Let's analyze Brian's steps in solving the equation $-4g + 11 = 5$ and determine where he made his first mistake:

Problem Statement:

Solve the equation: $-4g + 11 = 5$.

Brian's Work and Steps:

1. Step 1: Subtract 11 from both sides: $-4g + 11 - 11 = 5 - 11$ Result: $-4g = -6$.
   ✅ This step is correct.

2. Step 2: Divide both sides by $-4$: $\frac{-4g}{-4} = \frac{-6}{-4}$ Result: $g = \frac{-6}{-4}$.
   ❌ Mistake here: The division is incorrect. The negative signs cancel out, so: $g = \frac{6}{4} = \frac{3}{2}$ Instead, Brian wrote $g = -\frac{3}{2}$, which is incorrect.

First Incorrect Step: Step 2

Brian’s error occurs when dividing by $-4$, as he fails to simplify the signs correctly.
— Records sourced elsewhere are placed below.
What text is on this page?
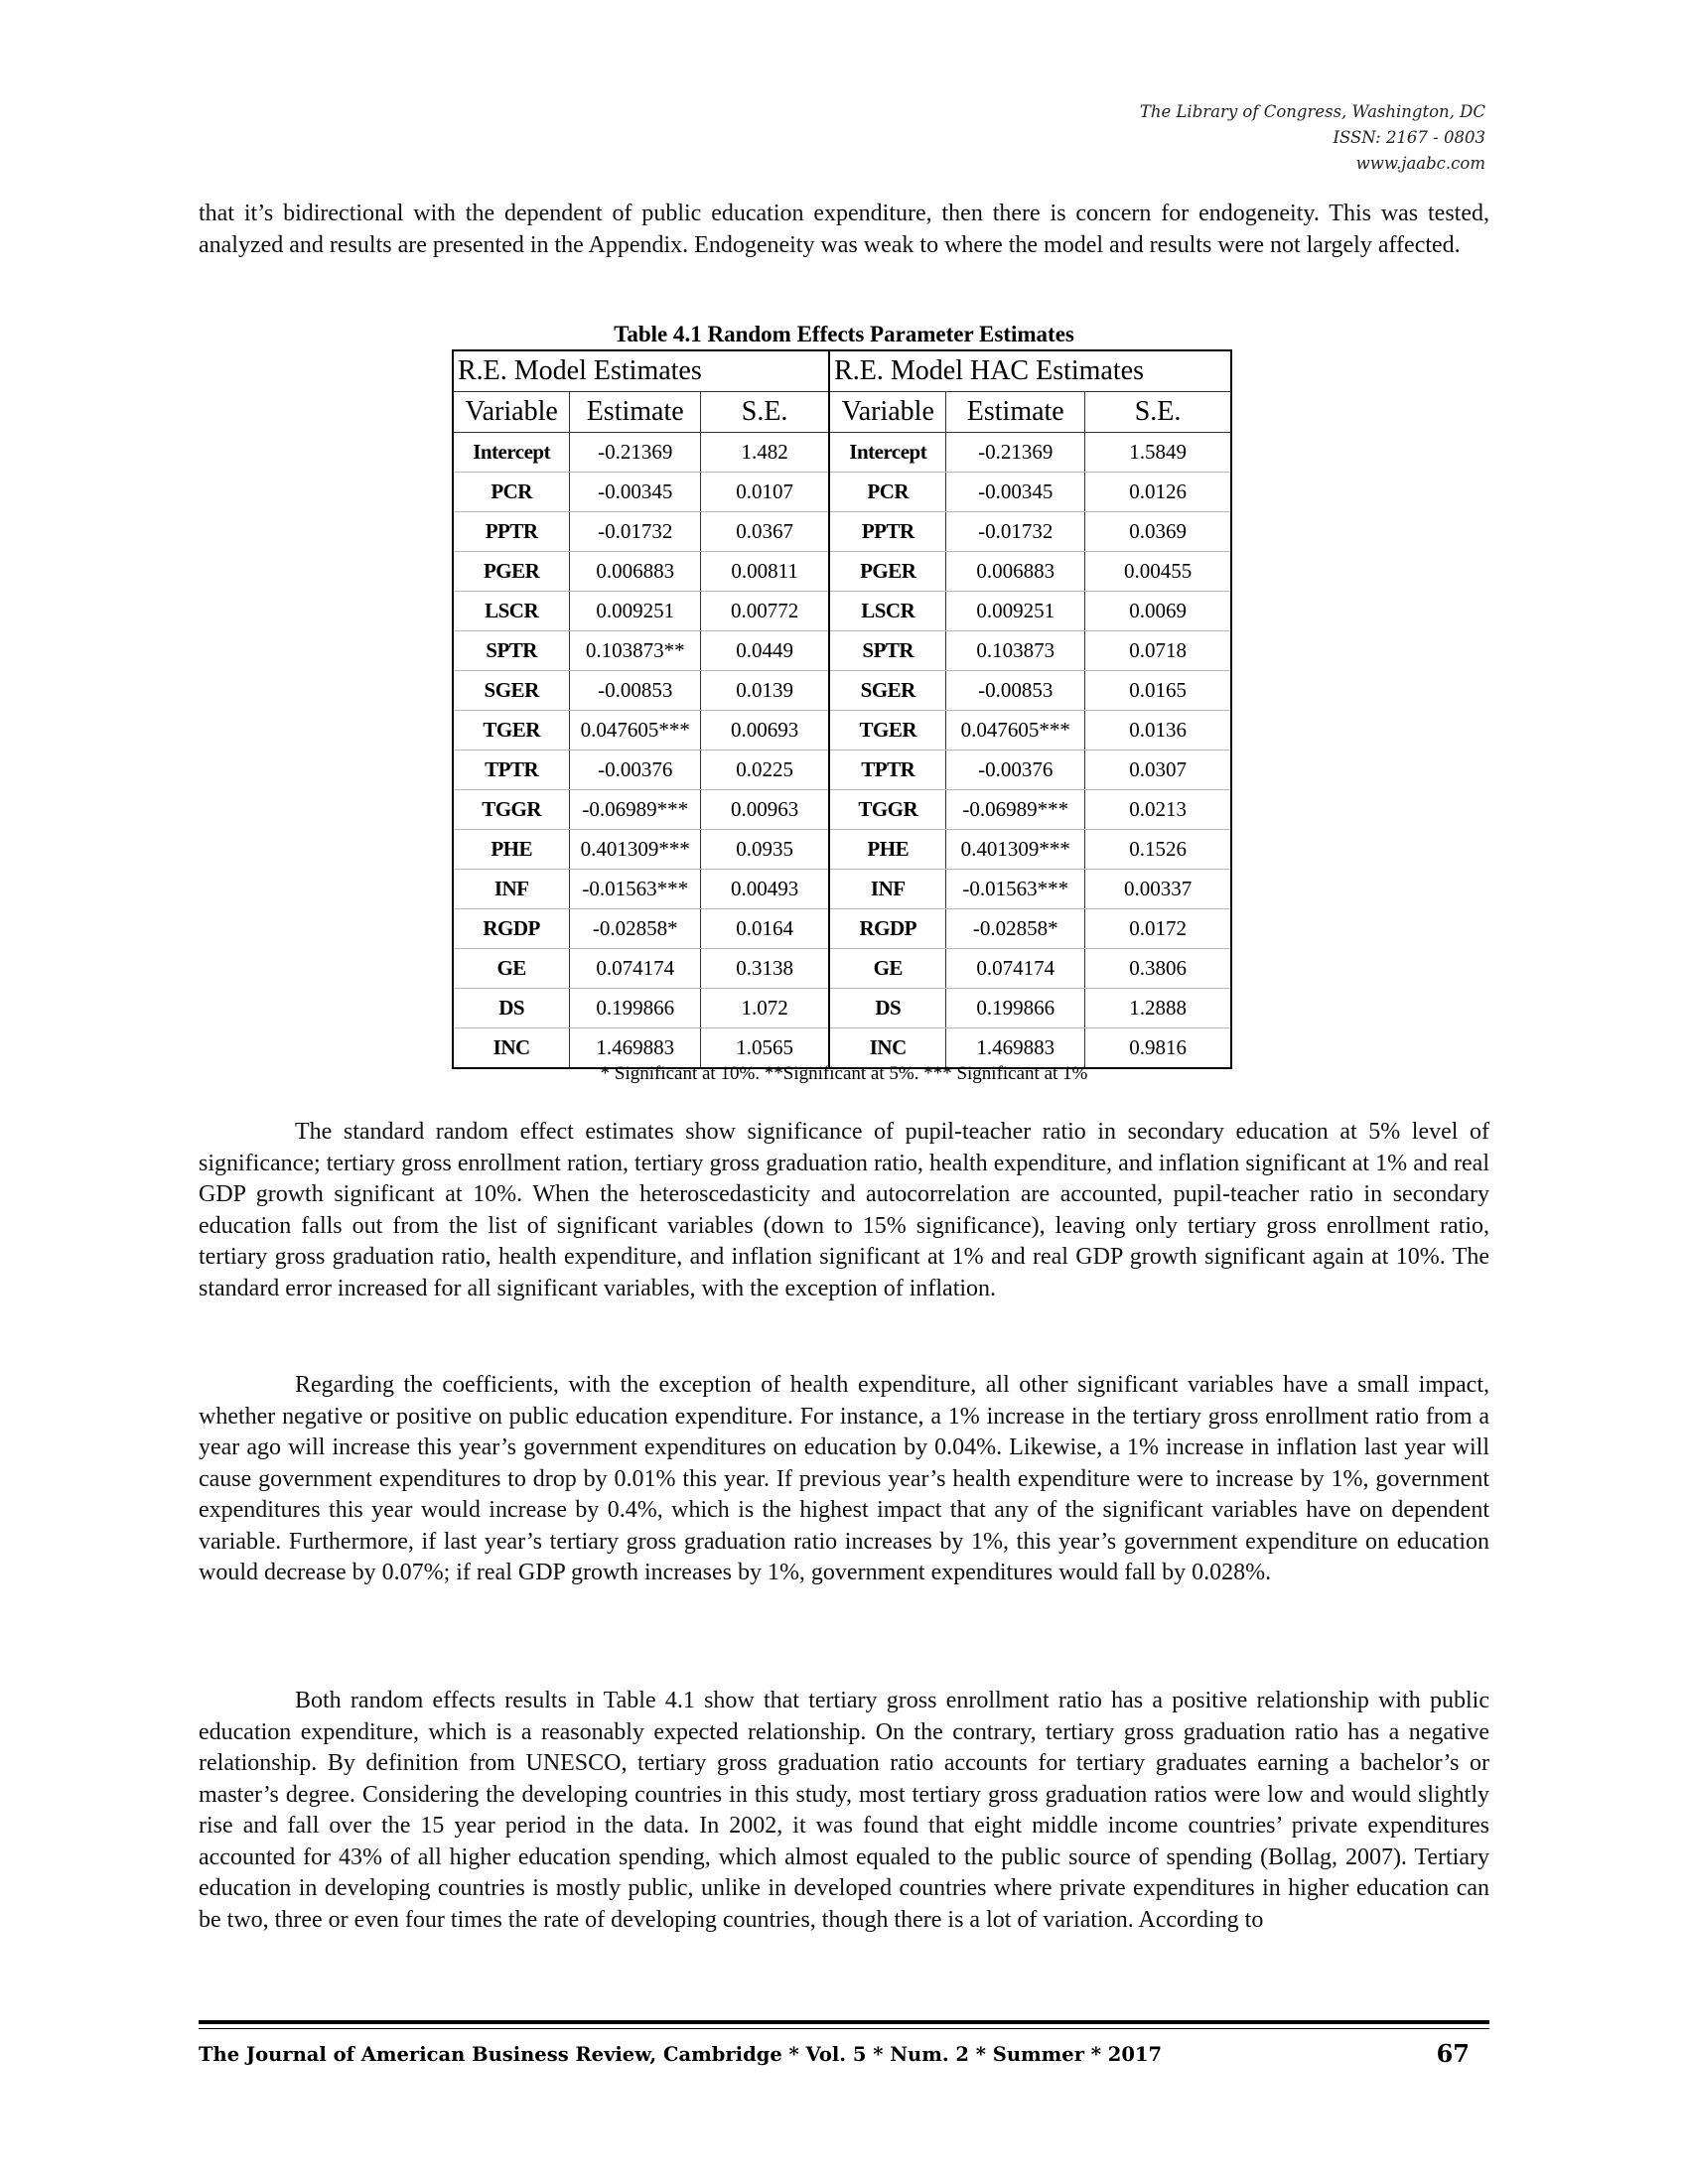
The Library of Congress, Washington, DC
ISSN: 2167 - 0803
www.jaabc.com
that it’s bidirectional with the dependent of public education expenditure, then there is concern for endogeneity. This was tested, analyzed and results are presented in the Appendix. Endogeneity was weak to where the model and results were not largely affected.
Table 4.1 Random Effects Parameter Estimates
R.E. Model Estimates			R.E. Model HAC Estimates		
Variable	Estimate	S.E.	Variable	Estimate	S.E.
Intercept	-0.21369	1.482	Intercept	-0.21369	1.5849
PCR	-0.00345	0.0107	PCR	-0.00345	0.0126
PPTR	-0.01732	0.0367	PPTR	-0.01732	0.0369
PGER	0.006883	0.00811	PGER	0.006883	0.00455
LSCR	0.009251	0.00772	LSCR	0.009251	0.0069
SPTR	0.103873**	0.0449	SPTR	0.103873	0.0718
SGER	-0.00853	0.0139	SGER	-0.00853	0.0165
TGER	0.047605***	0.00693	TGER	0.047605***	0.0136
TPTR	-0.00376	0.0225	TPTR	-0.00376	0.0307
TGGR	-0.06989***	0.00963	TGGR	-0.06989***	0.0213
PHE	0.401309***	0.0935	PHE	0.401309***	0.1526
INF	-0.01563***	0.00493	INF	-0.01563***	0.00337
RGDP	-0.02858*	0.0164	RGDP	-0.02858*	0.0172
GE	0.074174	0.3138	GE	0.074174	0.3806
DS	0.199866	1.072	DS	0.199866	1.2888
INC	1.469883	1.0565	INC	1.469883	0.9816
* Significant at 10%. **Significant at 5%. *** Significant at 1%
The standard random effect estimates show significance of pupil-teacher ratio in secondary education at 5% level of significance; tertiary gross enrollment ration, tertiary gross graduation ratio, health expenditure, and inflation significant at 1% and real GDP growth significant at 10%. When the heteroscedasticity and autocorrelation are accounted, pupil-teacher ratio in secondary education falls out from the list of significant variables (down to 15% significance), leaving only tertiary gross enrollment ratio, tertiary gross graduation ratio, health expenditure, and inflation significant at 1% and real GDP growth significant again at 10%. The standard error increased for all significant variables, with the exception of inflation.
Regarding the coefficients, with the exception of health expenditure, all other significant variables have a small impact, whether negative or positive on public education expenditure. For instance, a 1% increase in the tertiary gross enrollment ratio from a year ago will increase this year’s government expenditures on education by 0.04%. Likewise, a 1% increase in inflation last year will cause government expenditures to drop by 0.01% this year. If previous year’s health expenditure were to increase by 1%, government expenditures this year would increase by 0.4%, which is the highest impact that any of the significant variables have on dependent variable. Furthermore, if last year’s tertiary gross graduation ratio increases by 1%, this year’s government expenditure on education would decrease by 0.07%; if real GDP growth increases by 1%, government expenditures would fall by 0.028%.
Both random effects results in Table 4.1 show that tertiary gross enrollment ratio has a positive relationship with public education expenditure, which is a reasonably expected relationship. On the contrary, tertiary gross graduation ratio has a negative relationship. By definition from UNESCO, tertiary gross graduation ratio accounts for tertiary graduates earning a bachelor’s or master’s degree. Considering the developing countries in this study, most tertiary gross graduation ratios were low and would slightly rise and fall over the 15 year period in the data. In 2002, it was found that eight middle income countries’ private expenditures accounted for 43% of all higher education spending, which almost equaled to the public source of spending (Bollag, 2007). Tertiary education in developing countries is mostly public, unlike in developed countries where private expenditures in higher education can be two, three or even four times the rate of developing countries, though there is a lot of variation. According to
The Journal of American Business Review, Cambridge * Vol. 5 * Num. 2 * Summer * 2017	67
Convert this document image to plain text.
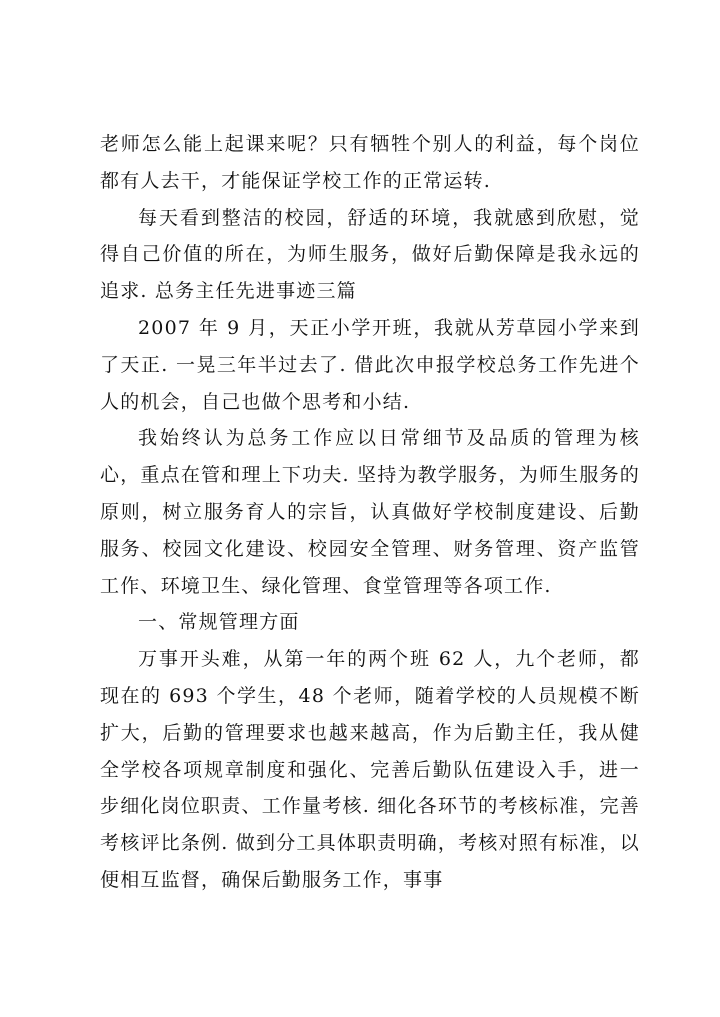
老师怎么能上起课来呢？只有牺牲个别人的利益，每个岗位都有人去干，才能保证学校工作的正常运转.

每天看到整洁的校园，舒适的环境，我就感到欣慰，觉得自己价值的所在，为师生服务，做好后勤保障是我永远的追求. 总务主任先进事迹三篇

2007 年 9 月，天正小学开班，我就从芳草园小学来到了天正. 一晃三年半过去了. 借此次申报学校总务工作先进个人的机会，自己也做个思考和小结.

我始终认为总务工作应以日常细节及品质的管理为核心，重点在管和理上下功夫. 坚持为教学服务，为师生服务的原则，树立服务育人的宗旨，认真做好学校制度建设、后勤服务、校园文化建设、校园安全管理、财务管理、资产监管工作、环境卫生、绿化管理、食堂管理等各项工作.

一、常规管理方面

万事开头难，从第一年的两个班 62 人，九个老师，都现在的 693 个学生，48 个老师，随着学校的人员规模不断扩大，后勤的管理要求也越来越高，作为后勤主任，我从健全学校各项规章制度和强化、完善后勤队伍建设入手，进一步细化岗位职责、工作量考核. 细化各环节的考核标准，完善考核评比条例. 做到分工具体职责明确，考核对照有标准，以便相互监督，确保后勤服务工作，事事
Would you like me to explain the correction process in more detail?

Five Related Questions:

1. Why does dividing by a negative number reverse the signs of both sides of the equation?
2. How can you verify your solution is correct after solving an equation?
3. What are the common mistakes students make when dividing by negative numbers?
4. How would this equation change if the sign of the constant term ($+11$) was reversed?
5. Can this equation be solved using a different method, such as graphing or substitution?

Tip:

Always double-check your signs when performing operations involving negative numbers to avoid simple errors like this one.